In an order entered on August 31, 2005, the District Court, in pertinent part,
granted Kajtazi’s motion to reopen and scheduled an evidentiary hearing for September
20, 2005. The court appears to have concluded that, although Kajtazi has now exhausted
his available administrative remedies, a genuine issue of material fact exists with respect
to the authenticity of Kajtazi’s parents’ divorce decree. Kajtazi was able to obtain
documentation from a United Nations official in Kosovo that it is unlikely that anyone
5
will ever be able to obtain pre-conflict records to substantiate the legal separation of his
parents.

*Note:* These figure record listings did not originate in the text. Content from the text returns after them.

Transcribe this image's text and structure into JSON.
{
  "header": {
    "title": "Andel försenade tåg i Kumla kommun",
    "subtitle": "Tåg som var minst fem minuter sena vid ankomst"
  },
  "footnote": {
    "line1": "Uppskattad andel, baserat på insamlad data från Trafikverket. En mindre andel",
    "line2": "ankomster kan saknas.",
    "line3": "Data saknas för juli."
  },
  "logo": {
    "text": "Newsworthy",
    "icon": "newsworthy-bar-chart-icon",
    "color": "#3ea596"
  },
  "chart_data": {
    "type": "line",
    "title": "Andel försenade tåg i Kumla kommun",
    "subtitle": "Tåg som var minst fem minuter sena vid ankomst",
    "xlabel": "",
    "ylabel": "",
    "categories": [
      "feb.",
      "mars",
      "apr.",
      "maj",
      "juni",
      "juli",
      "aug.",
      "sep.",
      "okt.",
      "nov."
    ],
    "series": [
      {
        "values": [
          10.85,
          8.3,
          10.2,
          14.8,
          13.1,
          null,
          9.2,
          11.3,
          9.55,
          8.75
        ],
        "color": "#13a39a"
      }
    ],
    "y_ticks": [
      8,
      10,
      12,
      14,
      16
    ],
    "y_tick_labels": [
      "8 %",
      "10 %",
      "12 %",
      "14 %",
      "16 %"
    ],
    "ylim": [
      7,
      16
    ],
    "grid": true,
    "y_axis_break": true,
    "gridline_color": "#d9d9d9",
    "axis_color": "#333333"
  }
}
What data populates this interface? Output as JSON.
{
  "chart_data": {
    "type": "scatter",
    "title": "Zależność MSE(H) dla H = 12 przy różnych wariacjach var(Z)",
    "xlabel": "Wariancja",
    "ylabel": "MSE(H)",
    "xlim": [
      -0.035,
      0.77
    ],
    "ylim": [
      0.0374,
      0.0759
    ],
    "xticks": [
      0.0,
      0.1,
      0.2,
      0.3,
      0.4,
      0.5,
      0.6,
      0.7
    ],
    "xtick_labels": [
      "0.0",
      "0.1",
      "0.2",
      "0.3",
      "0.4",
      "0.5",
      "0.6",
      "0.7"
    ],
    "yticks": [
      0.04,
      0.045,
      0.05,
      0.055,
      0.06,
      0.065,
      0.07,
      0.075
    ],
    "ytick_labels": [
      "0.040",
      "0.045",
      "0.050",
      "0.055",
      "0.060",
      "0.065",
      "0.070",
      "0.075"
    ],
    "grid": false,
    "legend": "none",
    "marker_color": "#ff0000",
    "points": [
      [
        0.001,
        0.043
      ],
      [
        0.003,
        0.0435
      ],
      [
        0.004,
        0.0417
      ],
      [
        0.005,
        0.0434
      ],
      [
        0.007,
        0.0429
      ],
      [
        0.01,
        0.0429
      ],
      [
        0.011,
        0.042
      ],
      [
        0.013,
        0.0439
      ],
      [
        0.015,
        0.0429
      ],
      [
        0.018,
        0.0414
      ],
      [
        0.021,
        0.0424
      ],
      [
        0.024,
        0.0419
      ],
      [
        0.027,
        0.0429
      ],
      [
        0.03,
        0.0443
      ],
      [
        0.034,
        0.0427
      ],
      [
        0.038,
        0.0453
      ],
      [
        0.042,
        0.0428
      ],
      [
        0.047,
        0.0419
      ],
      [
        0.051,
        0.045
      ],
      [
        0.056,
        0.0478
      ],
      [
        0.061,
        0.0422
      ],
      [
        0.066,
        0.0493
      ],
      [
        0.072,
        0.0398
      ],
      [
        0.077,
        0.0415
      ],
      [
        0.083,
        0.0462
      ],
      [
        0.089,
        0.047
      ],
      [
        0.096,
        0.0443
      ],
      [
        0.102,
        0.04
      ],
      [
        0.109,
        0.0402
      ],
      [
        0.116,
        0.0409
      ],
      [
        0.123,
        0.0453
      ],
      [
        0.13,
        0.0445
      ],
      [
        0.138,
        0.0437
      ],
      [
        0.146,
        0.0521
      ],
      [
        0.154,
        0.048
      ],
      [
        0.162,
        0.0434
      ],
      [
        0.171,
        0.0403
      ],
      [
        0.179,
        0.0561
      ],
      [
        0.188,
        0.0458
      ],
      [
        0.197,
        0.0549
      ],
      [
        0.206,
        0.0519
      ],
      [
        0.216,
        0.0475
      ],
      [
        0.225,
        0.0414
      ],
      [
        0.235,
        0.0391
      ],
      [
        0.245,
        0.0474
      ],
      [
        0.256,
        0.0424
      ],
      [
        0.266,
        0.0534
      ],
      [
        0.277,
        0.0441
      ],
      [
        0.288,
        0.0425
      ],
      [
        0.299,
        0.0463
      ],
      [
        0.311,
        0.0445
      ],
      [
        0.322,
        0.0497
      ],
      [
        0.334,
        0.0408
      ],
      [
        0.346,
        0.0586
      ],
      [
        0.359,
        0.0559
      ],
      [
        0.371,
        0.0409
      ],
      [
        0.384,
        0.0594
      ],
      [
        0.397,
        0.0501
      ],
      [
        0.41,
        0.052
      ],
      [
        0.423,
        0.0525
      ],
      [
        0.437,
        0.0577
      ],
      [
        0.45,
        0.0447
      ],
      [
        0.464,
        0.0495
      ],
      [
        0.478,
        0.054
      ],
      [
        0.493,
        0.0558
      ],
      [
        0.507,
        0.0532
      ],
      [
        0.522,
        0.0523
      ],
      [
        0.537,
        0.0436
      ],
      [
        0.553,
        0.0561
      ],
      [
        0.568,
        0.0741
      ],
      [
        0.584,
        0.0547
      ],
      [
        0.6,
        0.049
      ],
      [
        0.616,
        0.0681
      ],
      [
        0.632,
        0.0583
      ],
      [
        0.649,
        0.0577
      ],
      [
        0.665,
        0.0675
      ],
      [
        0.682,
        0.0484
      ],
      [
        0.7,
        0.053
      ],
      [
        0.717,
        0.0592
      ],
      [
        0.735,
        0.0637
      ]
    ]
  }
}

Those public records have been either lost or destroyed in the political upheaval
in the former Yugoslavia.
It is thus clear from the August 31 Order that the District Court is aware of the
possibility of prejudice with the passing of time, and intends to move quickly to resolve
the factual issue concerning whether Kajtazi has satisfied 8 U.S.C. § 1432(a), specifically
whether he has established that his parents were indeed divorced by the Municipal Court
of Prizren in Kosovo in April 1985. Resolution of the factual issue will necessarily result
in a decision on the habeas petition. We thus will not disturb the court’s handling of
Kajtazi’s habeas case.
We will deny the petition for writ of mandamus.